A subsequent public referendum in 2021 rejected the unpopular NECEC project 59% to 41%, but the corporate sector bypassed that democratic verdict by going as usual to the conservative courts, where a Maine Supreme Court ruling allowed a CMP lawsuit aimed at negating the referendum to be heard by jurors in a lower state court. That court decided in April of this year for the NECEC on the dubious grounds that the referendum was unconstitutionally retroactive since the developers had already started construction. Round one to the corporations after a campaign investment of $42 million.

The bell rang for round two in mid-2021, when Maine public-power supporters introduced enabling legislation for Pine Tree Power Co., an elective, consumer-owned nonprofit entity to replace the state’s existing foreign-owned private utilities. Proponents were responding to a history of chronic electrical outages, severe overcharges and poor maintenance service by Versant (a subsidiary of Canada’s Enmax), which monopolizes eastern Maine, and CMP (a subsidiary of Spain’s Iberdrola), which monopolizes western Maine and boasts Wall Street’s Goldman Sachs among its far-flung global shareholders. The public-power initiative passed in July 2021, but was dutifully vetoed by Maine’s centrist governor. Subsequent attempts to override the veto failed. Round two to the corporations.

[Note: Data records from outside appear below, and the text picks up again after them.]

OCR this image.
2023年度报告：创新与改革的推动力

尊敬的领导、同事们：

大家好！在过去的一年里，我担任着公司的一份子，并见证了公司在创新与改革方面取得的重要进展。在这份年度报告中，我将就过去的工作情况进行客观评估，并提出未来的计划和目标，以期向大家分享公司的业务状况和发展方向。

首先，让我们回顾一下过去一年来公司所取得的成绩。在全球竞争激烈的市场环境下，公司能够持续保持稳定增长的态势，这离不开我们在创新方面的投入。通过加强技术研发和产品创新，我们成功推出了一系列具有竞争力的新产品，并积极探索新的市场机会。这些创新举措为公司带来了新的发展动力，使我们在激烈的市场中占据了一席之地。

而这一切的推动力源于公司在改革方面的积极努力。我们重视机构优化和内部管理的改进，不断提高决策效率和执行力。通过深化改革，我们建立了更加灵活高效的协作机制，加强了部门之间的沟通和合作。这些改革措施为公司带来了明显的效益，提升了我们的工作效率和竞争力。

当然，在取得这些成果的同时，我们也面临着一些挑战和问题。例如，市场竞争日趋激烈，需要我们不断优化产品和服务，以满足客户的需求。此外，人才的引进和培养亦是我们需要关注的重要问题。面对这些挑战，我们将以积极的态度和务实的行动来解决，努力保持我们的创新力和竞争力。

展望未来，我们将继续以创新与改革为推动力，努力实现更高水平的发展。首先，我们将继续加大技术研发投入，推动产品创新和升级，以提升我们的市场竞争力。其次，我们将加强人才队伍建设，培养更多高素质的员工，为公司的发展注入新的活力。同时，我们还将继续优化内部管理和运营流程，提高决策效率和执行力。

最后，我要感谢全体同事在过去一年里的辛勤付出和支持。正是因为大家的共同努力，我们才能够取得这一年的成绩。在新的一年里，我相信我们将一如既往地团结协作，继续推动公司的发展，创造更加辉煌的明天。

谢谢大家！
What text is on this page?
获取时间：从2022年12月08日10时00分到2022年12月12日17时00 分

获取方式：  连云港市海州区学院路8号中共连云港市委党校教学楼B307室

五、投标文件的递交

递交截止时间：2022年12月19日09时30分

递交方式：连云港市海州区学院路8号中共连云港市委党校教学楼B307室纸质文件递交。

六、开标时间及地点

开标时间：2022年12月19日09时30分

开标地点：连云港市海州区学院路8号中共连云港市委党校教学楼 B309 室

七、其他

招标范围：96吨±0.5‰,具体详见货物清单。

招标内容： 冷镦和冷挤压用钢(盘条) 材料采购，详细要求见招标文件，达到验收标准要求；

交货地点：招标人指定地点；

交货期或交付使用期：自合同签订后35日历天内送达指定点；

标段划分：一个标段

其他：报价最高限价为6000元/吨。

Now, we’re into round three, which began with a successful two-year effort to place the issue before voters as a referendum measure. Decision day will be Nov. 7, and corporate forces are taking no chances. Never in Maine history has so much money been devoted to the outcome of a ballot initiative, almost all of it by one side. According to the PBS/NPR news service Maine Public, campaign-finance reports for the first six months of 2023 alone indicate power-company contributions to the groups opposing the referendum proposal exceeded the money raised by supporters, represented by the citizens’ group Our Power, approximately 65 to one — $15 million to $236,000.

All told, since the issue was joined, Avangrid, the Iberdrola subsidiary that manages CMP, has provided $18 million to Maine Affordable Energy, the dark-money operation that has run its anti-referendum effort from the start. Versant, meanwhile, has delivered $8 million on behalf of Enmax to a similar shadowy anti-referendum front group, Maine Energy Progress. By contrast, those advocating for public power have taken in less than $1 million, mostly from small, individual contributors.

But it’s not just the money; it’s how the money, generated by a for-profit monopoly, has been used. The companies, sparing no expense and observing few scruples, have saturated the airwaves and the mails with misleading claims and duplicitous half-truths, using slickly packaged infomercials and glossy fliers. The propaganda barrage has reached epic proportions, spreading spurious scare stories suggesting public power would lead directly to higher taxes, cuts in government spending, billions in state debt, a deteriorating power grid unable to deal with weather emergencies, and (contrary to readily available data showing lower utility rates for nonprofits nationwide) higher electricity prices.

And what of Maine’s governor? Well, she’s eagerly joined in the fear mongering, echoing corporate talking points and calling any move to public power “a hostile takeover,” and “a gamble.” Her comments, in turn, appear prominently in company referendum literature. Worst of all, she accepts at face value the biased and inflated company estimate of the transition’s buy-out cost — a projected $13.5 billion that independent estimates place no higher than $5-10 billion and proponents calculate will be routinely paid off through future rate collections.

Is it any wonder, then, that progressive Democrats have become increasingly distrustful of the governing centrists in their midst? After all, no one, whether in Maine or anywhere else, needs two Republican parties.

Wayne O’Leary is a writer in Orono, Maine, specializing in political economy. He holds a doctorate in American history and is the author of two prize-winning books.